*CBN’s
stress test shows gives negative signal
The Capital
Adequacy Ratios (CARs) of three big banks have fallen below regulatory capital
requirement, the result of stress test conducted by the Central Bank of Nigeria
(CBN) on the status of the banking system has shown.
Overall, the
result of the solvency stress test indicated the potential for high
contagion risk through
unsecured interbank exposure
as three banks including two
Systemically Important Banks failed CAR after a 100 per cent default shock.
The test,
contained in the Financial Stability Report, released yesterday by the CBN
governor, Godwin Emefiele, classified lenders into three groups: large banks,
those with assets greater than or equal to N1 trillion; medium banks with
assets greater than or equal to N500 billion but less than N1 trillion and
small banks with assets of less than N500 billion.
The CAR is a
ratio of bank’s assets to its risks and is 10 per cent for national banks and
15 per cent for banks with international subsidiaries and 16 per cent for
Systematically Important Banks (SIBs).

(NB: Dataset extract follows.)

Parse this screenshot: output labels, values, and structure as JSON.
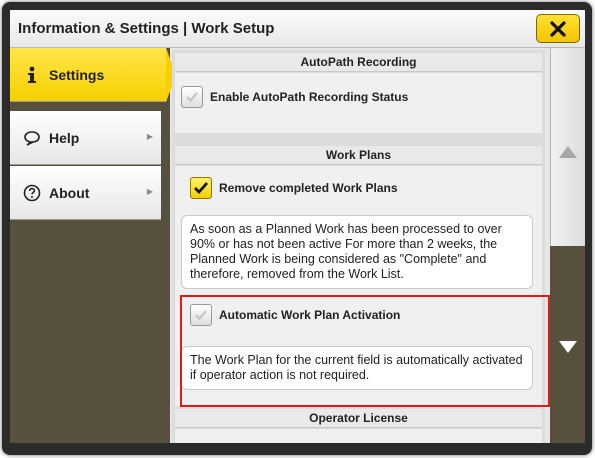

It said the baseline CAR for the banking
industry, large, medium, and small banks stood at 14.78, 15.47, 12.75 and 3.14
per cent, respectively.
The banking
industry stress test was carried
out at end-December
last year, covering 23
commercial and merchant banks, and
evaluated the resilience
of the banks
to credit, liquidity,
interest rate and contagion
risks.
The tests,
which measured the lenders’ positions as at December last year, were conducted
using the Implied Cash
Flow Analysis (ICFA)
and Maturity
Mismatch/Rollover Risk methods,
to assess the
resilience of individual
banks and the banking industry to
both liquidity and funding shocks.
It revealed
that after a one-day run, the liquidity ratio for the industry would decline to
30.2 per cent from the 44.4 per cent pre -shock position and, to 9.73 per cent
and 6.76 per cent after a five-day and cumulative 30-day
run, respectively.
Similarly, a five-day
and cumulative 30-day run on the
banking industry would
result in liquidity
shortfalls of N2.1 trillion and
N2.3 trillion, respectively.
The test
showed that commercial banks experienced deterioration in assets quality at end-December 2016. The ratio of
non-performing loans (NPLs) to gross loans deteriorated by 2.3 and 8.7
percentage points to 14 per cent
compared with the levels at end-June 2016 and end-December 2015,
respectively.
The
deterioration in asset quality, the report said, was largely attributed to the
rising inflationary trend, negative Gross Domestic Product (GDP) growth, and
the depreciation of the naira.
The CBN said
economic crisis adversely impacted borrowers, resulting in rising NPLs which required
additional provisioning by banks,
thereby reducing the banks’ CAR.
CBN, please
make sure our money in the banks are safe.